Paras Sajjan: Yeah, totally. I mean, we already saw how when ChatGPT first came on the scene and then now it’s in every syllabus I read. and Yeah.
Michael Larkin: Yeah, I mean it was so, so fast. I think that first semester, yeah, fall 2022, one of the really great projects one of my students did was looking at, um, [00:27:00] stable diffusion and, and the gen, like, and her question was essentially, can AI generated art be considered art?
Um, and I think our ultimate conclusion with lots of complexity was, uh, yes, it can. Um, so yeah, it just happened so fast, um, and we’ve been kind of reckoning with it ever since. Yeah.
Paras Sajjan: Yeah. And I think just an overall sort of look to the future, which is always hard with AI because the development can be fast and then slow and pick up and slow down all the time.
But as AI continues to develop, how do you see it being implemented or excluded from education, especially in the humanities, sort of going forward.
Michael Larkin: Yeah, well, I think one of the things I certainly think about is, you know, most directly, we’re talking about different jobs. Um, one wonders how much, uh, certain kinds of, um, teacher roles [00:28:00] will be augmented by, replaced by, um, uh, AI programs like, oh, this AI program can teach you how to write.
This AI program can mark your, your paper, at Grammarly, or whatever can tell you like, oh here’s the, here’s the score it gets in terms of clarity and complexity and so forth. You know, will those, um, programs get to be so good that, uh, that universities like UC Berkeley, which has a very, you know, robust, uh, campus and, and budgets and so forth, but it’s under pressures like lots of universities, uh, state funded or otherwise, um, and looking to manage costs and where will, like in other industries, it, it become uh, more economically efficient, we’ll put it that way, to, uh, have machines and programs doing at least some of the work that faculty, graduate student instructors are doing now.

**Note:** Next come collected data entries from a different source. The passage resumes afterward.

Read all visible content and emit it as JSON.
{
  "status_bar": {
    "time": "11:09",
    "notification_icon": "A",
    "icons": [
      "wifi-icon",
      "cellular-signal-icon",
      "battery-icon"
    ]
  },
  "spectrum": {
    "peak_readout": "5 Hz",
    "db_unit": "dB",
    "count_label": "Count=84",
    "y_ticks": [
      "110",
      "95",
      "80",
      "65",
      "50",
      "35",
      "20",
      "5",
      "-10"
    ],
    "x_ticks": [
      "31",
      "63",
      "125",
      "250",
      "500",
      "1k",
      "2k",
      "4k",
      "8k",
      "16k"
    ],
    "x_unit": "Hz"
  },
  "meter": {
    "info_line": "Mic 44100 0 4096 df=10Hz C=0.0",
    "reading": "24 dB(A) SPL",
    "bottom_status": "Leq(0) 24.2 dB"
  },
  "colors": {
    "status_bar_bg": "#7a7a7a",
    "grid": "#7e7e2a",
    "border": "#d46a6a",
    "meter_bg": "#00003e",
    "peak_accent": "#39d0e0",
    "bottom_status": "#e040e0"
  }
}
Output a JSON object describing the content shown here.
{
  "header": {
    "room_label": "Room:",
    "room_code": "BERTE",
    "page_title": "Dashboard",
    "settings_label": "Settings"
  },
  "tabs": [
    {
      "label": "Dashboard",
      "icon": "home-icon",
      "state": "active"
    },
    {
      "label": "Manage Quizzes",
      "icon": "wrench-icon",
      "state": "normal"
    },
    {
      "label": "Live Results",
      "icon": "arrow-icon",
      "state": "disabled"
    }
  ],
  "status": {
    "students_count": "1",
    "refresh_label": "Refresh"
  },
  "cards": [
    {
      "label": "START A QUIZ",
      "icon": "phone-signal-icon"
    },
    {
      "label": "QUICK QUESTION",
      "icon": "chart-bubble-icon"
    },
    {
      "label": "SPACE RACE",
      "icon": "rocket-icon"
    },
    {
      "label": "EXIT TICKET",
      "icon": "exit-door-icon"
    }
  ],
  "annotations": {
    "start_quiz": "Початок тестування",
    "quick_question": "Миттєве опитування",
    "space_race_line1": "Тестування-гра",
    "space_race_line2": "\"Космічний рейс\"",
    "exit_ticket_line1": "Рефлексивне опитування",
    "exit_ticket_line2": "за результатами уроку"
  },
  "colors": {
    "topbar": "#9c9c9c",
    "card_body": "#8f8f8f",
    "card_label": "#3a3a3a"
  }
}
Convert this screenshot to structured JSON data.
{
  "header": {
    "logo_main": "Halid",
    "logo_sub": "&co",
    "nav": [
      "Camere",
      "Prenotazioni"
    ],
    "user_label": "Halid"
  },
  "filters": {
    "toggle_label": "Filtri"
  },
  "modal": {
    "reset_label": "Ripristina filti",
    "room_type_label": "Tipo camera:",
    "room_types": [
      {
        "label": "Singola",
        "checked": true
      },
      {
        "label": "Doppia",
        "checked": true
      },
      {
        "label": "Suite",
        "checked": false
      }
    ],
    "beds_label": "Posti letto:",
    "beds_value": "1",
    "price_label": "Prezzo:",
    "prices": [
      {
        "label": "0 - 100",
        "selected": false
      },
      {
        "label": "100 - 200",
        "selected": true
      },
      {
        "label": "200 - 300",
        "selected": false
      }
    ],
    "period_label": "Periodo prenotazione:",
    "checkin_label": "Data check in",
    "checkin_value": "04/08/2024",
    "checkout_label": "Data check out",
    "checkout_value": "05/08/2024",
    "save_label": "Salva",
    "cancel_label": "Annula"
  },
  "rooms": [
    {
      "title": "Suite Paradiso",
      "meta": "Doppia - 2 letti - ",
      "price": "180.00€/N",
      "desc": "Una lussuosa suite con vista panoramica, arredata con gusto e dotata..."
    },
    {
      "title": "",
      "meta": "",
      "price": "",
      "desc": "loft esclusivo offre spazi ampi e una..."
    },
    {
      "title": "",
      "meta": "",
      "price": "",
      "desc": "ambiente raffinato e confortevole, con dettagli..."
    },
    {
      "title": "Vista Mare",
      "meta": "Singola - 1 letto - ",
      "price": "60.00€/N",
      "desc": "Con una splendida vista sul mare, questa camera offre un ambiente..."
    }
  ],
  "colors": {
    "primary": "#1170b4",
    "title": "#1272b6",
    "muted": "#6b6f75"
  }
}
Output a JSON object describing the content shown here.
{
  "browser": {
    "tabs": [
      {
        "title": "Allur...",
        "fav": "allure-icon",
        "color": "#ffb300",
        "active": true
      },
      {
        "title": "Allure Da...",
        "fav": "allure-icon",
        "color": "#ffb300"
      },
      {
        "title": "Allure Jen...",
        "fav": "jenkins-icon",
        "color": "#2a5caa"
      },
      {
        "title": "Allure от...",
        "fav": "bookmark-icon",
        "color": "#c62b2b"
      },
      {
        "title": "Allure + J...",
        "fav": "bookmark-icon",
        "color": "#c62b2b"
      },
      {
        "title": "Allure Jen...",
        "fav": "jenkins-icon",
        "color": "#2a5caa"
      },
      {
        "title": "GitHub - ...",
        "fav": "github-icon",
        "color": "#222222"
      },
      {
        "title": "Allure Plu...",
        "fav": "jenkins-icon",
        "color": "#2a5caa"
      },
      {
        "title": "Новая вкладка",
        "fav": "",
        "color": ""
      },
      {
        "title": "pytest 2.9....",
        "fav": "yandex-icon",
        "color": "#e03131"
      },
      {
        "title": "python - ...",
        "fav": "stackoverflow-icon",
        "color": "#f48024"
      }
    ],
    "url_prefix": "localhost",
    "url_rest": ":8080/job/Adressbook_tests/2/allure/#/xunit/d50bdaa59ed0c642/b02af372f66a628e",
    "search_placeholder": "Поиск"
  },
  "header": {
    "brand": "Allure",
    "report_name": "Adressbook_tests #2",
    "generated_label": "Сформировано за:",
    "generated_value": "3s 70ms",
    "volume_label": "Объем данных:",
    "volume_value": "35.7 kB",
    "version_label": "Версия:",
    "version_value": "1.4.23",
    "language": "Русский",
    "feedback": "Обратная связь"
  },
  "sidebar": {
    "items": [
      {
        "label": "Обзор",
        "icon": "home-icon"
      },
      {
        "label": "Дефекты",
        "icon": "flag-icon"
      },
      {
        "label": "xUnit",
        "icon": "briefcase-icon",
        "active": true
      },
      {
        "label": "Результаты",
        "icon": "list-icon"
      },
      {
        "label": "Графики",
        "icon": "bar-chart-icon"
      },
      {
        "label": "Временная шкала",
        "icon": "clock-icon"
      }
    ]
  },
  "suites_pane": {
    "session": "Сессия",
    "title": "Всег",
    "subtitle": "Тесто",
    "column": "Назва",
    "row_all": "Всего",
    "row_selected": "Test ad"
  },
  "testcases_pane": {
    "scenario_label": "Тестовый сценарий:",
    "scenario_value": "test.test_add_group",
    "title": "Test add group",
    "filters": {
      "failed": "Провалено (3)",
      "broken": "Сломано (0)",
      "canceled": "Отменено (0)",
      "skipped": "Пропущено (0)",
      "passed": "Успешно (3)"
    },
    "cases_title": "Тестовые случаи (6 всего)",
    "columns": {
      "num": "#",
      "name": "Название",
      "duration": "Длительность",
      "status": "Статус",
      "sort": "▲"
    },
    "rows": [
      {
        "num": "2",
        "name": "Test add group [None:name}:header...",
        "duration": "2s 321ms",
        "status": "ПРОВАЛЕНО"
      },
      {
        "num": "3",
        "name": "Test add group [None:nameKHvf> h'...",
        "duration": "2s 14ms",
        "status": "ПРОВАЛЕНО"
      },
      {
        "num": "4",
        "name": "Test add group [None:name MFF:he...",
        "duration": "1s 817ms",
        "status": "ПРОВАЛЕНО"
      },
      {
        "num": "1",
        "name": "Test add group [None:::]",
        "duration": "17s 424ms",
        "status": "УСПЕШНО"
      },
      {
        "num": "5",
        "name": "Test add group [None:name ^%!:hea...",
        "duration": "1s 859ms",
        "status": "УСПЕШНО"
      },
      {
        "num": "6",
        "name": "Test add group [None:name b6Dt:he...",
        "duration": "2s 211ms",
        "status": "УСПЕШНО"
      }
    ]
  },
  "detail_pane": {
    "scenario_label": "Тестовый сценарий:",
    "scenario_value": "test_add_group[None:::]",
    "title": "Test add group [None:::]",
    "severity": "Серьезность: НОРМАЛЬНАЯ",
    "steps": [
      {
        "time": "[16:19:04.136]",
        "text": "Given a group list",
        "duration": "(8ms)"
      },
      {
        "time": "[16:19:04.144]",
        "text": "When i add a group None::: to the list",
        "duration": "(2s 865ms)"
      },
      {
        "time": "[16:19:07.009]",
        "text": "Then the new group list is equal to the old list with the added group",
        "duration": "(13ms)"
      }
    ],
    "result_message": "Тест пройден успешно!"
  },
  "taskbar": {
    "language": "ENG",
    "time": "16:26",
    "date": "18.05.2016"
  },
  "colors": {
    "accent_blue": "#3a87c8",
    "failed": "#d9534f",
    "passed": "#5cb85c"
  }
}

Um, I think if we get to that point, this is where, you know, we’re not just because of the jobs loss or what have you, [00:29:00] but in terms of the nature of how people are learning, that’s another of those kind of tipping points of like, are we tipping too far from like a supportive, augmentative tool into we’re fundamentally changing what the experiences of being a college student and learning in a way that will be detrimental.
Not just to the people whose jobs might be replaced, but more broadly for the students who are getting college degrees or for the society at large and what that means. Um, so there’s some big questions ahead in that regard and not, not to sort of sound a dystopian note, but I think it’s to sort of be clear eyed about this kind of thing. Um, anyway, yeah, that’s where I am. Yeah.
Paras Sajjan: Totally Yeah. Well, thanks so much for coming in. We’ve been speaking to Michael Larkin, the lecturer for the College Writing Programs here at Berkeley, and this is Berkeley Brainwaves, a 30 minute show dedicated to telling the stories from the Cal campus. I’m your host, Paras Sajjan, and you’re listening to KALX Berkeley 90.7 FM Thanks for [00:30:00] listening.